If I was to write somethng like this: liste = new Club*;. Could I assign values to *(liste+i)? For example: *(liste+1) = new Club_Prive();. Further, could that lead to problems, i.e. *(liste+1) already containing some valid data?

If I was to write somethng like this: liste = new Club*;. Could I assign values to *(*liste+i)? I would need to initialize *liste first, right?

Also, am I correct to assume that trying to assign anything to *listre+i makes no sense?

Finally can you expand a bit on the memory leak thing?
 
Oats said:
Thx for the help, greatly appreciated. I have few more questions.

If I was to write somethng like this: liste = new Club*;. Could I assign values to *(liste+i)? For example: *(liste+1) = new Club_Prive();. Further, could that lead to problems, i.e. *(liste+1) already containing some valid data?
if you write "liste = new Club *;" you end up allocating only a single pointer, so that if you try to assign anything to *(liste+i) when i is anything else than 0 you will overwrite memory you haven't allocated, probably leading to a crash at some point. "*(liste+1) = new Club_Prive();" would certainly lead to problems in this particular case.
If I was to write somethng like this: liste = new Club*;. Could I assign values to *(*liste+i)?
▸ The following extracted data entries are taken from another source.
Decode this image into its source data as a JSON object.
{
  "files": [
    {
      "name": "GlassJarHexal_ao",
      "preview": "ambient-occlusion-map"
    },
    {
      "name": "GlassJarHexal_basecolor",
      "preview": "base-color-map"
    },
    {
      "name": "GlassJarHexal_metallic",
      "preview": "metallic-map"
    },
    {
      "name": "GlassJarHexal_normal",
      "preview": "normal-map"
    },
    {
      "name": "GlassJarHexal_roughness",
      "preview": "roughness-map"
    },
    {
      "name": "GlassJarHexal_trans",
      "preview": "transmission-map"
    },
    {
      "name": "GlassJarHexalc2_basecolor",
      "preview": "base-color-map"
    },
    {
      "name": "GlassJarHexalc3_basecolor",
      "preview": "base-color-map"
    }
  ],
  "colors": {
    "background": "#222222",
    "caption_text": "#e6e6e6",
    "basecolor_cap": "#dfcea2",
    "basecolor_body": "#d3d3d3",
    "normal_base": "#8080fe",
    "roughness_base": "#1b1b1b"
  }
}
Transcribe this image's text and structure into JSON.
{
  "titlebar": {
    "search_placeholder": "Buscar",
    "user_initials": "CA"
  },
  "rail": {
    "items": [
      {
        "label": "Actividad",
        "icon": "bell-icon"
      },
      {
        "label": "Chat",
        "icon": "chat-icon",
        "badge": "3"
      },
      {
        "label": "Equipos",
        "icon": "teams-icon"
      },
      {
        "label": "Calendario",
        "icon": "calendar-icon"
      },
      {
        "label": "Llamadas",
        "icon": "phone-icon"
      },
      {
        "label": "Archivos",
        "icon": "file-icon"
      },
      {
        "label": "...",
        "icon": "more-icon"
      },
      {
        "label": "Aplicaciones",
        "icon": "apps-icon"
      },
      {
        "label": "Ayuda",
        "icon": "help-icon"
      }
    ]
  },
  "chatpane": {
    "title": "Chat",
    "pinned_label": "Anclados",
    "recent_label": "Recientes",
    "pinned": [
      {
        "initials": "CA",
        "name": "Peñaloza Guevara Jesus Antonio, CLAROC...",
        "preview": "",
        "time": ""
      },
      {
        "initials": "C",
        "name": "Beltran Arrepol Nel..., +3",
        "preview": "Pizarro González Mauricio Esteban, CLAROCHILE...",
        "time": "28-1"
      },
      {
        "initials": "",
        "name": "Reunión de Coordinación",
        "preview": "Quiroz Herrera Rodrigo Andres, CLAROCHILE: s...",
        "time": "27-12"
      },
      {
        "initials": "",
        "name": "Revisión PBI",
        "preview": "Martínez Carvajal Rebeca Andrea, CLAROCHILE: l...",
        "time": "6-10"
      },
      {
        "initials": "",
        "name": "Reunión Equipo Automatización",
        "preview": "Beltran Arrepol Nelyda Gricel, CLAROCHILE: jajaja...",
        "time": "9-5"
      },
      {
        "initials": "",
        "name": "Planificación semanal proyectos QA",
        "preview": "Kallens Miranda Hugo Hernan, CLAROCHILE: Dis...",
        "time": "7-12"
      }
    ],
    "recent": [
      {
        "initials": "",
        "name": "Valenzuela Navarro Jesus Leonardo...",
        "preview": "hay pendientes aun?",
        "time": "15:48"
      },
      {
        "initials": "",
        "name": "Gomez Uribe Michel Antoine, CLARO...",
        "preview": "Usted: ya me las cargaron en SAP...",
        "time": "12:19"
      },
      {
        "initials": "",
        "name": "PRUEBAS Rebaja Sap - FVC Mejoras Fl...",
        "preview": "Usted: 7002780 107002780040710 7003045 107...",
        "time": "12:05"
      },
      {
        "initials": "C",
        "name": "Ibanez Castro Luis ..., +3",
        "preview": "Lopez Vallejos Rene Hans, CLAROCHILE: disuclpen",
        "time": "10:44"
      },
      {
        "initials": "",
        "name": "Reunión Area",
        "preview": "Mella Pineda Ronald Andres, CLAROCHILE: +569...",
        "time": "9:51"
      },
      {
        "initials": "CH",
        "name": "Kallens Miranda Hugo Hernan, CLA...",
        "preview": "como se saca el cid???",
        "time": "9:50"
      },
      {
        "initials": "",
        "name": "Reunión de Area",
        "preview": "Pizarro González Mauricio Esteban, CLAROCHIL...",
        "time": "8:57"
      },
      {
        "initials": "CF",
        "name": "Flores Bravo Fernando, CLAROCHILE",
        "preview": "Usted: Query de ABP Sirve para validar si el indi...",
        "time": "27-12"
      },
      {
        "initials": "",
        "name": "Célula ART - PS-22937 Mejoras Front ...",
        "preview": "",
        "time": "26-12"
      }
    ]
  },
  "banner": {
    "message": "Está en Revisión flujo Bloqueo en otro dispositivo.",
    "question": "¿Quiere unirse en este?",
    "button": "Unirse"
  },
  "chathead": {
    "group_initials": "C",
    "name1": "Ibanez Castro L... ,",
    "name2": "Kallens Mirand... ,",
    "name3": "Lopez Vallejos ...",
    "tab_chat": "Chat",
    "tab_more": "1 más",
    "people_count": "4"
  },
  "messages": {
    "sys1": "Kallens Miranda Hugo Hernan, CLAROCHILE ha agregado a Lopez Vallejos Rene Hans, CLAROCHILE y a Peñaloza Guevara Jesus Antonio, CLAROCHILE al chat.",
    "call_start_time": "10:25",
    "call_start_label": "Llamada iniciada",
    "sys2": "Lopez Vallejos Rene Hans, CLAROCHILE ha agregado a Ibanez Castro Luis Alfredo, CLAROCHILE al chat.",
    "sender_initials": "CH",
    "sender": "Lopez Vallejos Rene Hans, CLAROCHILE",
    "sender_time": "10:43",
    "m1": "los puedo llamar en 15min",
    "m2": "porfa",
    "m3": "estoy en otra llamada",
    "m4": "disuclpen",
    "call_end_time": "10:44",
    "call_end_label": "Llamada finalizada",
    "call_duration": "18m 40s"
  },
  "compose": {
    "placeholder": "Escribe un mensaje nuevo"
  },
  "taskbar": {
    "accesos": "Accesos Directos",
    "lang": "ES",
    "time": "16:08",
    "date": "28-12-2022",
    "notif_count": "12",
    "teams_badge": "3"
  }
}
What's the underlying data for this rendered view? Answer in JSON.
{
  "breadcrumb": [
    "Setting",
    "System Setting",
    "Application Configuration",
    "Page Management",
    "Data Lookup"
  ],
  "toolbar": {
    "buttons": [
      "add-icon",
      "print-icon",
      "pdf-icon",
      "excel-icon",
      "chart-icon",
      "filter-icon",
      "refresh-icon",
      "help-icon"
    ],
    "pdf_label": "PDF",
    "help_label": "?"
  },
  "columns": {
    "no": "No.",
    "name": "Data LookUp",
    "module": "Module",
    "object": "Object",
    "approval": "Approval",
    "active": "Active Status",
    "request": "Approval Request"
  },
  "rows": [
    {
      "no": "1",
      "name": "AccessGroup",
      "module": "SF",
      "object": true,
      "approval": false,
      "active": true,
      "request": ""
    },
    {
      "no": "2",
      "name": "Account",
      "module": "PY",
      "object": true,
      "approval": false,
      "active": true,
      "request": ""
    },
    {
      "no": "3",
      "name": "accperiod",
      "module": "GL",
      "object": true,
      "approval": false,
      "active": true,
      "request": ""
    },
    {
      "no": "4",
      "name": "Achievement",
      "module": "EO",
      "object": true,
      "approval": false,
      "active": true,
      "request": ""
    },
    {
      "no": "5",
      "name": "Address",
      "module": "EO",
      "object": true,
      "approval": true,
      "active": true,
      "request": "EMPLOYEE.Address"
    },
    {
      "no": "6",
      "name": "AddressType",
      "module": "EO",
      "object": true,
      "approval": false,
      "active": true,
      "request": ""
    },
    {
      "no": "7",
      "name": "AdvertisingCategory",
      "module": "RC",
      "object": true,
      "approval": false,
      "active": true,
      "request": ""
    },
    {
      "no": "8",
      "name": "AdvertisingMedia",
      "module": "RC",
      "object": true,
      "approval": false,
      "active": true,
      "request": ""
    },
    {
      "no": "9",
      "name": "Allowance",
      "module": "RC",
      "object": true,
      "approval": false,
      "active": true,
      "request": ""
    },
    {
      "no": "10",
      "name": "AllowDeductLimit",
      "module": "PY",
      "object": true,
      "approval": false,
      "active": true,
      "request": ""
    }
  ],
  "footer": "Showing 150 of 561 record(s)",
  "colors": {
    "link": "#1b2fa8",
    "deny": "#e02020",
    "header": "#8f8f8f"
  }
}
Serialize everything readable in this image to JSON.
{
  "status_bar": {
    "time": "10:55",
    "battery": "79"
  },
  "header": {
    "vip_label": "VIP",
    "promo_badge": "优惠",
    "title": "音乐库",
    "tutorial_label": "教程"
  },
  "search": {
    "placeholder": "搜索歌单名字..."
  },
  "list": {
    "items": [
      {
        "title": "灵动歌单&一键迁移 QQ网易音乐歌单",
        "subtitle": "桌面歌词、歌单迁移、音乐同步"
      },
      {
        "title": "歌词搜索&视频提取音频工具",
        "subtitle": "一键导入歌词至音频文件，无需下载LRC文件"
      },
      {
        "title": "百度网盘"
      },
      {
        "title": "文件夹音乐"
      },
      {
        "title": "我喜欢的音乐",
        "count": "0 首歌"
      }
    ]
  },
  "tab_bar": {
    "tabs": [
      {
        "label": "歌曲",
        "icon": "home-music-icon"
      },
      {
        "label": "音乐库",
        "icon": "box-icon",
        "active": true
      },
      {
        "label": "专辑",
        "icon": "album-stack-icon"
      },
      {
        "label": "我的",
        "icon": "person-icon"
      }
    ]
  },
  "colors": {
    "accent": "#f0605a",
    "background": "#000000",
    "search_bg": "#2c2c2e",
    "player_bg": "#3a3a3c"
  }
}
I would need to initialize *liste first, right?
For *(*liste+i) to work, you would need to allocate an array of Clubs like follows: "*liste = new Club[some_integer_larger_than_i];". Then you could assign a Club object directly to *(*liste+i), like follows: "Club foo /*=whatever*/; *(*liste+i)=foo;". Given that you have already stated that Club is an abstract class, this probably will not work anyway.

(*liste+i) is not the same as *(liste+i) - the unary * operand has a higher precedence than +. (*liste + i) means to first get the datum pointed to by liste, then add i to it. *(liste+i) means to first add together i and liste, then get (or write to) the datum pointed to by the result. Probably confusing as hell if you aren't used to C/C++-type pointer arithmetic - you probably should do some experimentation to get used to how it works.
Also, am I correct to assume that trying to assign anything to *listre+i makes no sense?
That's right.
Finally can you expand a bit on the memory leak thing?
Simple. *liste and liste[0] means exactly the same thing in C/C++ ( a is always equivalent to *(a+b) in C/C++) , and you are assigning twice to the same pointer - first time in statement 1, second time in statement 5. After the assignment in statement 5, you no longer have any pointers to the Club_Prive you allocated in statement 1, so you cannot free/delete it later even if you wanted to. And C++ is not kind or smart enough to do it for you, unlike e.g. Java.